Still, there is no underestimating what the CAC is up against. There are good reasons why in more than 100 years of college sports, athletes never have organized to speak with much of a collective voice. Players are young, geographically separated, busy and often ignorant or confused about the issues. They also often are intimidated by coaches who control their playing time, and hence their gateway to the NFL.
"As soon as a coach gets wind of this, he'll have his players running wind sprints and, if necessary, pulling their scholarships," said Gary Roberts, a Tulane law professor and expert on NCAA liability. "It's sort of like leading a free speech movement in Nazi Germany."
It's a movement already under NCAA surveillance. The organization is monitoring the CAC and "talking to institutions where we know they have been active," said NCAA spokesman Wally Renfro.
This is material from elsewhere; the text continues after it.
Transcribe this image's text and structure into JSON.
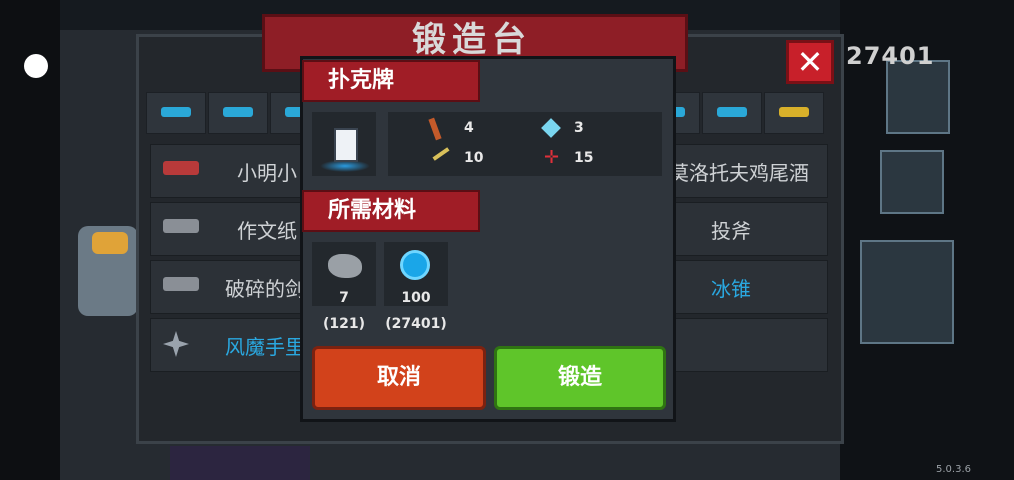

But, he said, the NCAA is not necessarily encouraging schools to prevent players from meeting with CAC leaders.
"We have no authority to do so," he said. "Everyone has a right to free speech, last time I checked."
Renfro said the NCAA would prefer that athletes voice their opinion through its Student Athlete Advisory Committee, a non-voting group he contends in recent years has helped influence legislation addressing athlete benefits. He points to passage of the rule that permitted athletes for the first time to work during the academic year as long as they earn no more than $2,000.
But like Huma, Devard Darling wants more dramatic change. He's willing to listen to the CAC.
"I think my teammates would be up for it," he said. "There are just some things that need to be changed. I'll bet some of the people who make these rules never even played."